For all failures we got warnings, but we can query the last failures from the supervisor and get more information about them:

julia> failed = Actors.diag(A10, :err)      # the three failed tasks can be queried from the supervisor
3-element Vector{Task}:
 Task (failed) @0x000000016e949bb0
 Task (failed) @0x000000010e3b8230
 Task (failed) @0x000000010e3b8ab0

julia> failed[1]                            # exceptions and stacktraces are available
Task (failed) @0x000000016e949bb0
MethodError: no method matching threadid(::Symbol)
....

Maintain actor state across restarts

By default a supervisor restarts an actor with the behavior it had before exiting. An actor thus maintains its state over a restart:

julia> sv = supervisor()
Link{Channel{Any}}(Channel{Any}(32), 1, :supervisor)

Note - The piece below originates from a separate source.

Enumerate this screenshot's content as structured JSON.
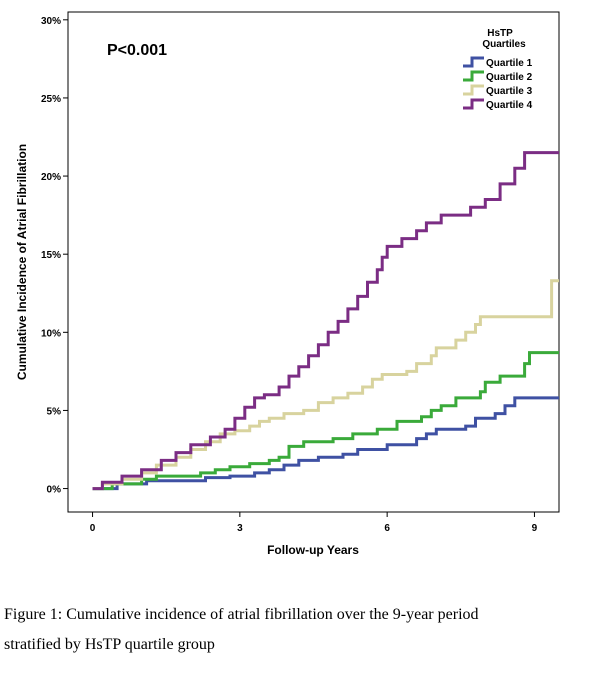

julia> incr(xr, by=0) = xr[] += by        # define an accumulator
incr (generic function with 2 methods)

julia> myactor = spawn(incr, Ref(10))     # start an actor accumulating from 10
Link{Channel{Any}}(Channel{Any}(32), 1, :default)

julia> exec(myactor, supervise, sv);      # put it under supervision

julia> foreach(x->call(myactor, x), 1:10) # accumulate it

julia> call(myactor)
65

julia> send(myactor, :boom);              # let it fail
┌ Warning: 2021-04-19 17:00:17 x-d-kolok-ib Exit: supervised Task (failed) @0x000000016b9d4010, MethodError(+, (65, :boom), 0x00000000000074aa)
└ @ Actors ~/.julia/dev/Actors/src/logging.jl:39
┌ Warning: 2021-04-19 17:00:17 x-d-kolok-ib supervisor: restarting
└ @ Actors ~/.julia/dev/Actors/src/logging.jl:39

julia> call(myactor)
65

julia> info(myactor)
Actor    default
Behavior incr
Pid      1, Thread 1
Task     @0x000000016da2ba80
Ident    x-d-kukof-ropab

myactor has maintained its state over failure even if it got a new task.

Actor state recovery after node failures is different!

In case of a node failure an actor cannot send its state at failure time to the supervisor. In those cases you can use termination and restart callbacks and checkpointing for recovery.